Saturday, February 6, 2016

Book review - Headscarves and Hymens: Why the Middle East needs a sexual revolution


This book opens with a chapter that’s called “Why they hate us” and Eltahawy straight away argues that ‘We Arab women live in a culture that is fundamentally hostile to us, enforced by men’s contempt’. She proceeds to describe the sexual abuse that she has experienced during her Hajj pilgrimage as well as during the political unrest in Egypt.
  
Mona Elthahwy was born in Egypt to parents with PhDs in medicine and grew up in Saudi Arabia after spending time in the UK. Her experience in these countries shaped her outlook. Her time in Britain must have given her a critical eye to which to analyse the Saudi culture and attitude towards women.

She states ‘when I encountered this country aged fifteen, I was traumatized into feminism – there is no other way to describe it - because to be a female in Saudi Arabia is to be the walking embodiment of sin…The obsession with controlling women and our bodies often stem from the suspicion that, without restraints, women are a few degrees short of sexual instability.’ Women seem to be at the root of all problems. Women get raped or groped it is because ‘we were in the wrong place at the wrong time, wearing the wrong thing’.

In many ways, this book is about the Arab Spring from a woman’s perspective. She writes about life as a woman in the Middle East during this period and, from a western perspective, it seems incredibly unfair. Women treated badly then accused of having asking for it.

She blames ‘a toxic mix of culture and religion. Whether our politics are tinged with religion or military rule, the common denominator is the oppression of women’.  While she is critical of this nexus between religion and culture, she does discuss the conundrum that she faced in speaking about this subject. It is hard to separate the culture and the religion which makes discussions around this subject difficult and especially sensitive.

What next?

She argues that this era of political turmoil would provide an ideal opportunity to create a shift in how women are treated and hand control back to women, not only in regards to their own lives and bodies but also allow them greater participation in society.

But this would be hard and it could take decades.

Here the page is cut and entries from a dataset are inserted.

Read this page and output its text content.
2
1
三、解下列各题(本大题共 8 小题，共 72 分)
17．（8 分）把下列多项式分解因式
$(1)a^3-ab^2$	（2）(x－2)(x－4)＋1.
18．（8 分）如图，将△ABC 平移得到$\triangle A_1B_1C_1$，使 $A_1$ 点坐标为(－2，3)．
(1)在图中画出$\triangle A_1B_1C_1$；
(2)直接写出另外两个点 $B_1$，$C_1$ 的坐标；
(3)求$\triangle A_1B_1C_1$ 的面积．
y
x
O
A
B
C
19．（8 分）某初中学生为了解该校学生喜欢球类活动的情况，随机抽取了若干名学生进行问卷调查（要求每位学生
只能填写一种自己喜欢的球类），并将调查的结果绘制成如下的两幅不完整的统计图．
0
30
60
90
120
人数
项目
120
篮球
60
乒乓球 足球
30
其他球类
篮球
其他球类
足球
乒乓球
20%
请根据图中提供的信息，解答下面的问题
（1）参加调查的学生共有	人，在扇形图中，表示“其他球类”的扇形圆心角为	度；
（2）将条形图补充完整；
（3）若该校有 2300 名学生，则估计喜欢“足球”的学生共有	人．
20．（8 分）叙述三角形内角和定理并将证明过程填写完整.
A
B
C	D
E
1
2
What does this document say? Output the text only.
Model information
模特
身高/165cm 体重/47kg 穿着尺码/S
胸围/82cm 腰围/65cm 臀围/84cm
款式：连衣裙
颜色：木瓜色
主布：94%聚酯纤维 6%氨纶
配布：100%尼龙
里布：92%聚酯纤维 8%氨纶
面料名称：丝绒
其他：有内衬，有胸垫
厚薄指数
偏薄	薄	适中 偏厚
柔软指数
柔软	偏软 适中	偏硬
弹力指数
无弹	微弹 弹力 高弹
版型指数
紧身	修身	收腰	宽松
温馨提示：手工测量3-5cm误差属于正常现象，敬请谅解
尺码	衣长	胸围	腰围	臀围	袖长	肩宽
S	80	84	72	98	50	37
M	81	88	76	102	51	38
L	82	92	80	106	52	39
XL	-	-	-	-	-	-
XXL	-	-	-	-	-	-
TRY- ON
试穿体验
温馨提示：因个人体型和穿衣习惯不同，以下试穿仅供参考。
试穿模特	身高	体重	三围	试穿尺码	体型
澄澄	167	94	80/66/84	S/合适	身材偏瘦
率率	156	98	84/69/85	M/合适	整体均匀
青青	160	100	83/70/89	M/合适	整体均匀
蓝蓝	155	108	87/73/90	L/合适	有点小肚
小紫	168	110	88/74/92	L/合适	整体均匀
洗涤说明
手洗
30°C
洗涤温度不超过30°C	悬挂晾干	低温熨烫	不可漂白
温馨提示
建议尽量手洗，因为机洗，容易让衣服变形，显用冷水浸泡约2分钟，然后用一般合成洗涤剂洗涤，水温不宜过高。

As she says ‘men also struggled against a sexual guilt and a socialization that produced a warped and unhealthy attitude against women’. Such deep and ingrained attitudes  could not change overnight.  


This book is an interesting look at the body, religion and how culture influences how we view who we are in society. It’s powerful reading of the contemporary challenges in the middle east where women are no longer happy to be objects of sin by the cultural norms of their region or objects of pity by those in the west.